Thursday, April 21, 2016

Why was nothing done about the South Dakota beef packing plant meltdown?

Source:  Dakota Free Press

Among the unsolved mysteries of South Dakota’s EB-5 scandal is how $167 million in state subsidies and private capital, including $95 million in EB-5 visa investment money, could have disappeared into Northern Beef Packers, a beef plant that took six years to build, ran nine months before going bankrupt, and then sold at auction to a clever investor for a mere $4.8 million—literally, pennies on the dollar.

We may find an answer to that mystery in Vermont, where state officials allege that developers Ariel Quiros and Bill Stenger used EB-5 money for something other than the EB-5 projects with which they lured their foreign investors:

Governor Peter Shumlin, Department of Financial Regulation (DFR) Commissioner Susan Donegan, Attorney General William Sorrell, and Agency of Commerce and Community Development (ACCD) Secretary Patricia Moulton announced on April 14 that the State and U.S. Securities and Exchange Commission (SEC) have filed similar civil actions alleging investor fraud dating back to 2008 at EB-5 development projects run by Florida resident Ariel Quiros and Bill Stenger….

From his very first contact with Jay Peak in 2008, Quiros “improperly” and with Stenger’s assistance, bought Jay Peak Resort with a substantial amount of EB-5 funds. AnC Bio, meanwhile, was to be a $110 million, medical clean-room EB-5 project originally set to open this fall. The SEC alleges that AnC Bio, the last of the approved projects, was a virtual ATM machine for Quiros.

…The complaints allege that Quiros and Stenger misused more than $200 million of investor funds intended for EB-5 development projects in northeastern Vermont. The cases further allege that Quiros misappropriated an additional $50 million of investor funds for his own personal use. According to the allegations, investor funds were unlawfully diverted, or misused, between and among various EB-5 projects over many years.  In addition, Quiros’s alleged misappropriations of investor funds for personal use include: over $2 million to purchase an apartment at Trump Place in New York City; millions of dollars to pay personal income taxes and other personal expenses; and over $20 million to purchase Jay Peak and Q Burke Resorts [Source:  Timothy McQuiston, “State Files Suit Alleging Investor Fraud at Jay Peak, Inc EB-5 Projects,” Vermont Business Magazine, 2016.04.14].
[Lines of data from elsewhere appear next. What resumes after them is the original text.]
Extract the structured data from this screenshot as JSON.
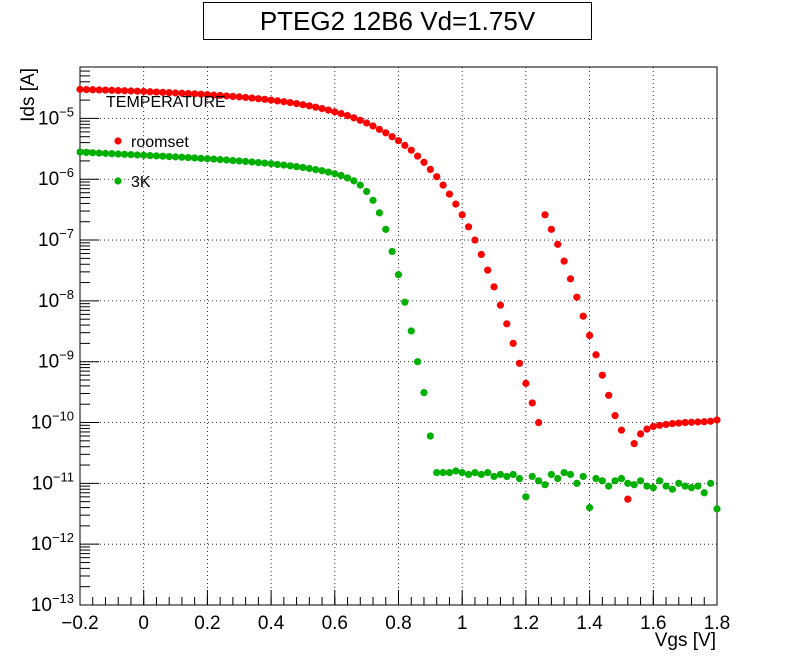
{
  "chart_data": {
    "type": "scatter",
    "title": "PTEG2 12B6 Vd=1.75V",
    "xlabel": "Vgs [V]",
    "ylabel": "Ids [A]",
    "xlim": [
      -0.2,
      1.8
    ],
    "ylim": [
      1e-13,
      7e-05
    ],
    "yscale": "log",
    "grid": true,
    "x_ticks": [
      "−0.2",
      "0",
      "0.2",
      "0.4",
      "0.6",
      "0.8",
      "1",
      "1.2",
      "1.4",
      "1.6",
      "1.8"
    ],
    "x_tick_values": [
      -0.2,
      0,
      0.2,
      0.4,
      0.6,
      0.8,
      1.0,
      1.2,
      1.4,
      1.6,
      1.8
    ],
    "y_tick_exponents": [
      -13,
      -12,
      -11,
      -10,
      -9,
      -8,
      -7,
      -6,
      -5
    ],
    "legend": {
      "title": "TEMPERATURE",
      "placement": "top-left",
      "entries": [
        "roomset",
        "3K"
      ]
    },
    "series": [
      {
        "name": "roomset",
        "color": "#ff0000",
        "x": [
          -0.2,
          -0.18,
          -0.16,
          -0.14,
          -0.12,
          -0.1,
          -0.08,
          -0.06,
          -0.04,
          -0.02,
          0,
          0.02,
          0.04,
          0.06,
          0.08,
          0.1,
          0.12,
          0.14,
          0.16,
          0.18,
          0.2,
          0.22,
          0.24,
          0.26,
          0.28,
          0.3,
          0.32,
          0.34,
          0.36,
          0.38,
          0.4,
          0.42,
          0.44,
          0.46,
          0.48,
          0.5,
          0.52,
          0.54,
          0.56,
          0.58,
          0.6,
          0.62,
          0.64,
          0.66,
          0.68,
          0.7,
          0.72,
          0.74,
          0.76,
          0.78,
          0.8,
          0.82,
          0.84,
          0.86,
          0.88,
          0.9,
          0.92,
          0.94,
          0.96,
          0.98,
          1.0,
          1.02,
          1.04,
          1.06,
          1.08,
          1.1,
          1.12,
          1.14,
          1.16,
          1.18,
          1.2,
          1.22,
          1.24,
          1.26,
          1.28,
          1.3,
          1.32,
          1.34,
          1.36,
          1.38,
          1.4,
          1.42,
          1.44,
          1.46,
          1.48,
          1.5,
          1.52,
          1.54,
          1.56,
          1.58,
          1.6,
          1.62,
          1.64,
          1.66,
          1.68,
          1.7,
          1.72,
          1.74,
          1.76,
          1.78,
          1.8
        ],
        "y": [
          3e-05,
          2.98e-05,
          2.96e-05,
          2.94e-05,
          2.92e-05,
          2.9e-05,
          2.87e-05,
          2.85e-05,
          2.82e-05,
          2.8e-05,
          2.77e-05,
          2.74e-05,
          2.71e-05,
          2.68e-05,
          2.65e-05,
          2.62e-05,
          2.59e-05,
          2.56e-05,
          2.53e-05,
          2.5e-05,
          2.46e-05,
          2.42e-05,
          2.38e-05,
          2.34e-05,
          2.3e-05,
          2.26e-05,
          2.21e-05,
          2.16e-05,
          2.11e-05,
          2.06e-05,
          2e-05,
          1.94e-05,
          1.88e-05,
          1.82e-05,
          1.75e-05,
          1.68e-05,
          1.61e-05,
          1.53e-05,
          1.45e-05,
          1.37e-05,
          1.28e-05,
          1.2e-05,
          1.11e-05,
          1.02e-05,
          9.3e-06,
          8.4e-06,
          7.5e-06,
          6.6e-06,
          5.8e-06,
          5e-06,
          4.3e-06,
          3.6e-06,
          3e-06,
          2.4e-06,
          1.9e-06,
          1.45e-06,
          1.1e-06,
          8e-07,
          5.7e-07,
          3.9e-07,
          2.6e-07,
          1.65e-07,
          1e-07,
          5.8e-08,
          3.2e-08,
          1.7e-08,
          8.5e-09,
          4.2e-09,
          2e-09,
          9.4e-10,
          4.4e-10,
          2.1e-10,
          1e-10,
          2.6e-07,
          1.5e-07,
          8.5e-08,
          4.5e-08,
          2.3e-08,
          1.15e-08,
          5.6e-09,
          2.7e-09,
          1.3e-09,
          6e-10,
          2.8e-10,
          1.3e-10,
          7.5e-11,
          5.5e-12,
          4.5e-11,
          6.5e-11,
          7.8e-11,
          8.6e-11,
          9e-11,
          9.3e-11,
          9.6e-11,
          9.8e-11,
          1e-10,
          1.01e-10,
          1.02e-10,
          1.03e-10,
          1.05e-10,
          1.1e-10
        ]
      },
      {
        "name": "3K",
        "color": "#00b000",
        "x": [
          -0.2,
          -0.18,
          -0.16,
          -0.14,
          -0.12,
          -0.1,
          -0.08,
          -0.06,
          -0.04,
          -0.02,
          0,
          0.02,
          0.04,
          0.06,
          0.08,
          0.1,
          0.12,
          0.14,
          0.16,
          0.18,
          0.2,
          0.22,
          0.24,
          0.26,
          0.28,
          0.3,
          0.32,
          0.34,
          0.36,
          0.38,
          0.4,
          0.42,
          0.44,
          0.46,
          0.48,
          0.5,
          0.52,
          0.54,
          0.56,
          0.58,
          0.6,
          0.62,
          0.64,
          0.66,
          0.68,
          0.7,
          0.72,
          0.74,
          0.76,
          0.78,
          0.8,
          0.82,
          0.84,
          0.86,
          0.88,
          0.9,
          0.92,
          0.94,
          0.96,
          0.98,
          1.0,
          1.02,
          1.04,
          1.06,
          1.08,
          1.1,
          1.12,
          1.14,
          1.16,
          1.18,
          1.2,
          1.22,
          1.24,
          1.26,
          1.28,
          1.3,
          1.32,
          1.34,
          1.36,
          1.38,
          1.4,
          1.42,
          1.44,
          1.46,
          1.48,
          1.5,
          1.52,
          1.54,
          1.56,
          1.58,
          1.6,
          1.62,
          1.64,
          1.66,
          1.68,
          1.7,
          1.72,
          1.74,
          1.76,
          1.78,
          1.8
        ],
        "y": [
          2.8e-06,
          2.75e-06,
          2.72e-06,
          2.69e-06,
          2.66e-06,
          2.63e-06,
          2.6e-06,
          2.57e-06,
          2.54e-06,
          2.51e-06,
          2.48e-06,
          2.45e-06,
          2.42e-06,
          2.39e-06,
          2.36e-06,
          2.33e-06,
          2.3e-06,
          2.27e-06,
          2.24e-06,
          2.2e-06,
          2.17e-06,
          2.14e-06,
          2.1e-06,
          2.07e-06,
          2.03e-06,
          2e-06,
          1.96e-06,
          1.92e-06,
          1.88e-06,
          1.84e-06,
          1.8e-06,
          1.75e-06,
          1.71e-06,
          1.66e-06,
          1.61e-06,
          1.56e-06,
          1.5e-06,
          1.44e-06,
          1.38e-06,
          1.31e-06,
          1.23e-06,
          1.15e-06,
          1.05e-06,
          9.4e-07,
          8e-07,
          6.3e-07,
          4.5e-07,
          2.8e-07,
          1.5e-07,
          6.5e-08,
          2.7e-08,
          9.5e-09,
          3.2e-09,
          1e-09,
          3.1e-10,
          6e-11,
          1.5e-11,
          1.5e-11,
          1.5e-11,
          1.6e-11,
          1.5e-11,
          1.4e-11,
          1.5e-11,
          1.4e-11,
          1.5e-11,
          1.3e-11,
          1.4e-11,
          1.3e-11,
          1.4e-11,
          1.2e-11,
          6e-12,
          1.3e-11,
          1.1e-11,
          9.5e-12,
          1.4e-11,
          1.2e-11,
          1.5e-11,
          1.4e-11,
          1e-11,
          1.3e-11,
          4e-12,
          1.2e-11,
          1.1e-11,
          9e-12,
          1.1e-11,
          1.2e-11,
          1e-11,
          9.5e-12,
          1.1e-11,
          9e-12,
          8.5e-12,
          1.1e-11,
          9e-12,
          8e-12,
          1e-11,
          9e-12,
          8.5e-12,
          9e-12,
          7e-12,
          1e-11,
          3.8e-12
        ]
      }
    ]
  }
}
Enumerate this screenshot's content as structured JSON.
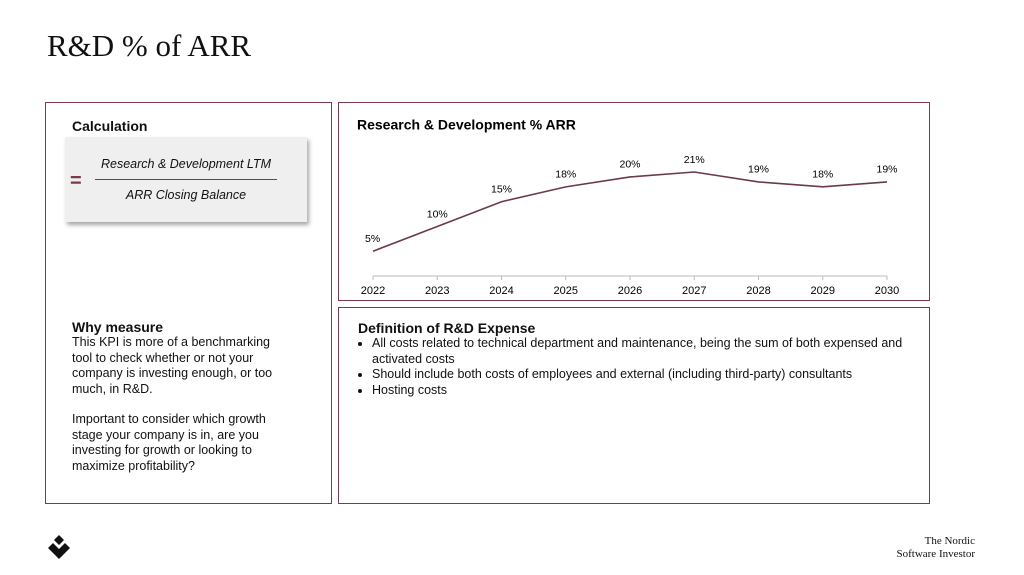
{
  "title": "R&D % of ARR",
  "calculation": {
    "heading": "Calculation",
    "numerator": "Research & Development LTM",
    "denominator": "ARR Closing Balance"
  },
  "chart_data": {
    "type": "line",
    "title": "Research & Development % ARR",
    "categories": [
      "2022",
      "2023",
      "2024",
      "2025",
      "2026",
      "2027",
      "2028",
      "2029",
      "2030"
    ],
    "values": [
      5,
      10,
      15,
      18,
      20,
      21,
      19,
      18,
      19
    ],
    "value_labels": [
      "5%",
      "10%",
      "15%",
      "18%",
      "20%",
      "21%",
      "19%",
      "18%",
      "19%"
    ],
    "color": "#6b3a47"
  },
  "why_measure": {
    "heading": "Why measure",
    "paragraphs": [
      "This KPI is more of a benchmarking tool to check whether or not your company is investing enough, or too much, in R&D.",
      "Important to consider which growth stage your company is in, are you investing for growth or looking to maximize profitability?"
    ]
  },
  "definition": {
    "heading": "Definition of R&D Expense",
    "bullets": [
      "All costs related to technical department and maintenance, being the sum of both expensed and activated costs",
      "Should include both costs of employees and external (including third-party) consultants",
      "Hosting costs"
    ]
  },
  "footer": {
    "brand_line1": "The Nordic",
    "brand_line2": "Software Investor"
  }
}
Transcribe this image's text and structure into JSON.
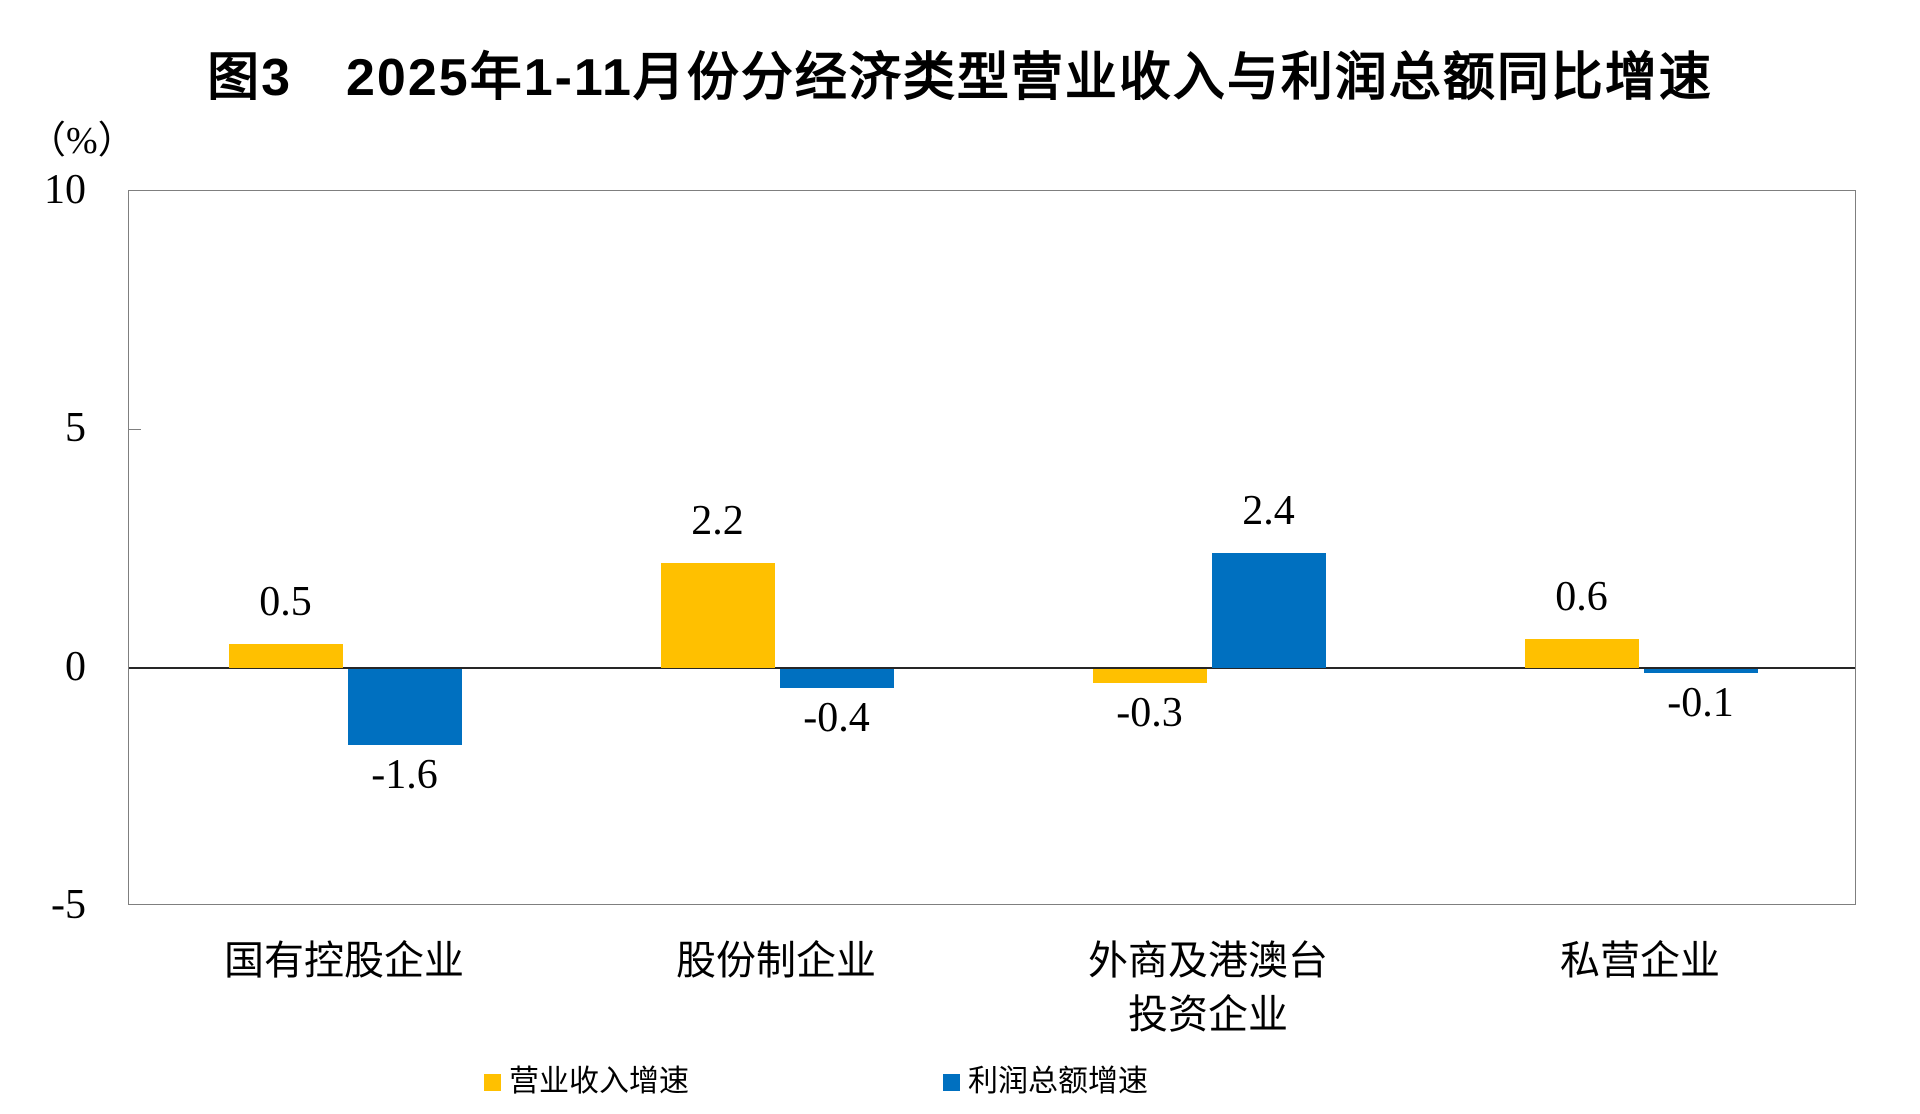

Stenger and Qiros are accused of using a complex web of corporate entities to cover their misappropriations. That sounds much like how Joop Bollen structured his state-approved EB-5 scheme.  Perhaps South Dakota Attorney General A.G. Jackley will trace those intricate money paths back through Northern Beef Packers and all the way to Cyprus and Russia.

Democratic U.S. Senator Patrick Leahy spoke Thursday to demand reform in the EB-5 program. Sen. Patrick Leahy (D-Vermont) has worked with his Republican colleague from Iowa, known EB-5 watchdog Sen. Chuck Grassley (R-Iowa), to bring more accountability to EB-5. The Senate passed an EB-5 amendment in 2013, but the GOP House refused to take the matter up for a vote. Rep. Kristi Noem, what’s that you said about wanting EB-5 reform?

Vermont and South Dakota are the only two states that have run EB-5 Regional Centers themselves rather than leaving it entirely to private companies. Yet these state-run programs seem just as susceptible to fraud and corruption as numerous privately-run EB-5 programs in other states.